Costuma ser curto e em ondas: alguns minutos de esforço, alívio quando o gás sai e, às vezes, uma nova onda meia hora depois. Com as manobras de posição vertical, bicicletinha e massagem, muitos episódios passam em 10 a 20 minutos. Se o choro se estende por horas, quase todos os dias, e nada acalma, isso já não é um episódio simples de gases: vale conversar com o pediatra sobre cólica ou outras causas.

O choro “Eairh” é a mesma coisa que cólica?

Não exatamente. O “Eairh” é um som específico ligado a desconforto de gases em um momento pontual. Cólica é um padrão: choro intenso e difícil de consolar por mais de três horas por dia, mais de três dias por semana, por três semanas ou mais, geralmente no fim da tarde. Um bebê com cólica pode fazer esse som, mas fazer o som não significa que ele tenha cólica.

Meu bebê faz esse som mas não solta gases. E agora?

É comum, e não quer dizer que você errou. Às vezes o desconforto é de evacuação e não de gás, às vezes o ar ainda está subindo e o arroto resolve, e às vezes o som é só o esforço normal de um sistema digestivo aprendendo a funcionar. Continue com colo vertical, calor e movimento suave das pernas, ofereça mamada se houver fome e observe. O que importa é o bebê acalmar e mamar bem depois.

Posso dar simeticona, chá ou “água de erva-doce” para os gases?

Fale com o pediatra antes de dar qualquer coisa, inclusive produtos vendidos sem receita e chás caseiros. A evidência de benefício da simeticona em bebês é fraca, e chás e “águas para cólica” podem conter ingredientes inadequados para recém-nascidos ou reduzir o consumo de leite. Nos primeiros meses, posição, arroto, massagem e ajustes na mamada são as medidas mais seguras — e não custam nada.

Como saber se é fome (“Neh”) e não gases (“Eairh”)?

Olhe a boca e o corpo. O choro de fome tende a ser mais rítmico e agudo, vem com procura pelo peito, boca aberta, mão na boca e movimento de sucção, e acalma assim que o bebê mama. O “Eairh” é mais grave e tenso, vem com pernas encolhidas e barriga dura, e costuma piorar logo depois da mamada em vez de melhorar. Na dúvida entre os dois, ofereça a mamada primeiro: nunca há risco em alimentar um bebê.

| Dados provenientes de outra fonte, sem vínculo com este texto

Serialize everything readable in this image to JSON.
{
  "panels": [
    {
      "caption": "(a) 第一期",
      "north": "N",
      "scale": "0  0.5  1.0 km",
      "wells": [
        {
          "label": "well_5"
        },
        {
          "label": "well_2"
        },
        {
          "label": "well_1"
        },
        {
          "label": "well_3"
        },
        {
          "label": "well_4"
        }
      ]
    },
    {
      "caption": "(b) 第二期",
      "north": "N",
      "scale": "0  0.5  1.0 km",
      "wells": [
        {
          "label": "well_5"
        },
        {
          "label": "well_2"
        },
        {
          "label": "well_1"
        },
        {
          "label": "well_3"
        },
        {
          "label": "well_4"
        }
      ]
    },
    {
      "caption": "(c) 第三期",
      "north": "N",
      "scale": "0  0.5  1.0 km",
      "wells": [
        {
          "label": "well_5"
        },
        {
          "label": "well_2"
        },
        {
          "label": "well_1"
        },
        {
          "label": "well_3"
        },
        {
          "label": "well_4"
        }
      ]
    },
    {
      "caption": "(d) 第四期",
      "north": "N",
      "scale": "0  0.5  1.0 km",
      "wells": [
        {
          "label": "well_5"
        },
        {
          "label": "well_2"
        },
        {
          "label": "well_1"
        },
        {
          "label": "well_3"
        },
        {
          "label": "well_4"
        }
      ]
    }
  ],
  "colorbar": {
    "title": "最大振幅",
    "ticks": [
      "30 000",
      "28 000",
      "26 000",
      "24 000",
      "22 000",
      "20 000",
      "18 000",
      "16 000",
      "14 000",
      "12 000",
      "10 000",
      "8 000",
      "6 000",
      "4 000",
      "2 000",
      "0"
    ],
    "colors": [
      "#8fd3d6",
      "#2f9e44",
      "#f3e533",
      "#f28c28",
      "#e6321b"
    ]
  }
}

Meu bebê é amamentado no peito. Ele também pode ter esse tipo de gás?

Sim. Bebês amamentados engolem ar também, principalmente quando a pega desliza, quando o leite desce muito rápido ou quando já estão chorando há um tempo antes de mamar. Pausas para arrotar, uma posição um pouco mais vertical e ajustar a pega costumam ajudar. Se houver dor na mamada, engasgo frequente ou barulho de sucção alto, vale uma avaliação com consultora de amamentação ou com o pediatra.